Minerais, em especial cobalto – estima-se a existência de reservas nos fundos marinhos açorianos equivalentes a 25% do consumo mundial –, recursos energéticos, biodiversidade e o progresso científico são as grandes mais-valias decorrentes da extensão da PCP, apontadas por vários estudos que sustentam a candidatura portuguesa. 
Na possibilidade, mesmo que incerta, de ver esta proposta aprovada pela ONU, Portugal devia estar a preparar com devido cuidado o seu futuro pós-extensão. Ao invés, os papalvos do costume, os de cá e os de lá, apenas sabem reafirmar a importância do mar no futuro pós-crise, cujo fim não se vislumbra, mantendo os portugueses quase afogados neste marasmo de austeridade. A desculpa conjuntural do contexto económico desfavorável não serve para justificar a falta de visão que teima em moldar o pensamento dos nossos estrategas políticos.
Em resumo, com a extensão da sua soberania marítima, Portugal ficará com acesso a um manancial de riqueza submarina extraordinário.
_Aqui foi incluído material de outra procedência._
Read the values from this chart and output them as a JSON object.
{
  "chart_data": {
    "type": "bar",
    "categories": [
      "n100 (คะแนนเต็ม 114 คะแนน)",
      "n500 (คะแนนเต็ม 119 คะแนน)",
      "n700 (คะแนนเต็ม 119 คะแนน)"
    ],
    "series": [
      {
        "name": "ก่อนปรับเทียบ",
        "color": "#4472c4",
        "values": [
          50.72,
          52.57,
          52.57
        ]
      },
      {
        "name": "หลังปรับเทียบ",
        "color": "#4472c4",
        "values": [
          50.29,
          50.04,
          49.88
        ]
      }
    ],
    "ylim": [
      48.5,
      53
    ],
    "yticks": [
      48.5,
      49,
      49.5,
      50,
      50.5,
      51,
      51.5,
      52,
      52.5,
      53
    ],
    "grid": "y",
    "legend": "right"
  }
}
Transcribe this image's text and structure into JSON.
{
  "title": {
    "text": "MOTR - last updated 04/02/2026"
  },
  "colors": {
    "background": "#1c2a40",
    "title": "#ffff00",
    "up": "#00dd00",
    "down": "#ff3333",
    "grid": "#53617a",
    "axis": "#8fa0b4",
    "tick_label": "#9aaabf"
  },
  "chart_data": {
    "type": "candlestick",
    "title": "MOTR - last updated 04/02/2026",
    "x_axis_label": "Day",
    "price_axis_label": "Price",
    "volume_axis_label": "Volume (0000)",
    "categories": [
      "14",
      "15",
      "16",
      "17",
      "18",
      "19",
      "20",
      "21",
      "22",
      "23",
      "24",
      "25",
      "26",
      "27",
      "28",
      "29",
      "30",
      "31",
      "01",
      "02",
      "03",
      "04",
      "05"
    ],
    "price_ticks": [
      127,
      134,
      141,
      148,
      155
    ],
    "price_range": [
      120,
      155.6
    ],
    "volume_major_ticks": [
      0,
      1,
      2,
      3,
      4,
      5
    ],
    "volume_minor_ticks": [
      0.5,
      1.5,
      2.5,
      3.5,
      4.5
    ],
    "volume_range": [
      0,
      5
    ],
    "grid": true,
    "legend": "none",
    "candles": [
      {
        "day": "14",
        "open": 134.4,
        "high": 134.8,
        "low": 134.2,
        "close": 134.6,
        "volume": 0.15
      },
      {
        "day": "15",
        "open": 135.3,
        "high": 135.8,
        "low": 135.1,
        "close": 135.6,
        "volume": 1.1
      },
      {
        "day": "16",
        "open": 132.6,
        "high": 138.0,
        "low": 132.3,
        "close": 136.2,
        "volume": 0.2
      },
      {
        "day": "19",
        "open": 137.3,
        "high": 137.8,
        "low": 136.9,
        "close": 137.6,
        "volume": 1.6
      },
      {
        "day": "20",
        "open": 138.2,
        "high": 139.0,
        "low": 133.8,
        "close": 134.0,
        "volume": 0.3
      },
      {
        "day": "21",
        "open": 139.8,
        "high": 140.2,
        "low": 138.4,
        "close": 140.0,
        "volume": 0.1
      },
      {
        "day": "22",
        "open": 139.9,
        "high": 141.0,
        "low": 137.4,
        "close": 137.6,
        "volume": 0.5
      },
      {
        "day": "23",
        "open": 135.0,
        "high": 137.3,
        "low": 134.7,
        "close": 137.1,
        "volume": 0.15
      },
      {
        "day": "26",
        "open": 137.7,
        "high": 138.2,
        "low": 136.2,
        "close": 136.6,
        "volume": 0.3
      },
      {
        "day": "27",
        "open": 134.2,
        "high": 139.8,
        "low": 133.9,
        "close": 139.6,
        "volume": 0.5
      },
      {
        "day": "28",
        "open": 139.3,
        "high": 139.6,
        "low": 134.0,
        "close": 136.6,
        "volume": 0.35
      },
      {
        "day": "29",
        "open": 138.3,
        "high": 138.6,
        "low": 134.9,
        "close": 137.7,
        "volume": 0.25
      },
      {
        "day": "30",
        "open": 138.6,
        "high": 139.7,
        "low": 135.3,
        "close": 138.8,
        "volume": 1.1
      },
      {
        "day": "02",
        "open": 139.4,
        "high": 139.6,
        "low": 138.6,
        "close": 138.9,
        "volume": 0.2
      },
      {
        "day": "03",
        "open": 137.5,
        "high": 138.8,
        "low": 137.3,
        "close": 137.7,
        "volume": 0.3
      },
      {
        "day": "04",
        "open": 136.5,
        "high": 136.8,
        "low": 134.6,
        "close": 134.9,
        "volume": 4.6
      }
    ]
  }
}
Neste volume incluem-se, certamente, recursos energéticos importantes que podem contribuir decisivamente para a limitação da dependência energética portuguesa, assim se saibam criar, desde já, condições para a sua exploração sustentada e sustentável. Refiro-me concretamente aos hidratos de metano. Este tipo de combustível fóssil diferente dos tradicionais, habitualmente conhecido por "gelo inflamável", é uma formação gélida na qual as moléculas de água "aprisionam" gás de metano devido às enormes pressões submarinas. A propósito desta promissora fonte energética veja-se o exemplo do Japão, que não obstante ser a terceira economia mundial, sofre de uma assinalável dependência energética do exterior. Neste país insular, uma equipa de cientistas conseguiu, em março, extrair de forma controlada gás de um depósito submarino de hidratos de metano. Desde que são conhecidas as reservas em águas nipónicas, a investigação e desenvolvimento neste domínio acelerou. Agora que parecem definitivamente provadas reservas para 100 anos de consumo energético do Japão, a investigação entra no domínio da segurança ambiental. O país desenvolve neste momento tecnologia que é capaz de extrair o gás natural (metano) sem destruir a estrutura de gelo, evitando, assim, fugas não controladas. Este pormenor é determinante pois o metano uma vez libertado para a atmosfera é muito mais nocivo do que o CO2. 
Não deixa de ser curioso que o ex-ministro da economia numa das suas últimas entrevistas relacionadas com questões energéticas, quando questionado sobre esta questão dos hidratos de metano e do seu potencial, pareceu desconhecer o tema ou simplesmente não lhe deu importância nenhuma mudando de assunto com a subtileza própria de quem não sabe ou não quer saber. Resta saber o que pensará deste tema o titular da nova pasta do Ambiente, Ordenamento do Território e Energia (MAOTE) que nasceu da desagregação do super-ministério MAMAOT na sequência da remodelação governamental recente.
Este é um tema estrategicamente relacionado com a extensão da nossa plataforma continental e com a tão apregoada “economia do mar”. Temos excelentes e antigas relações com o Japão. Não seria de estabelecer, já, uma agenda de cooperação estratégica entre os dois países neste domínio?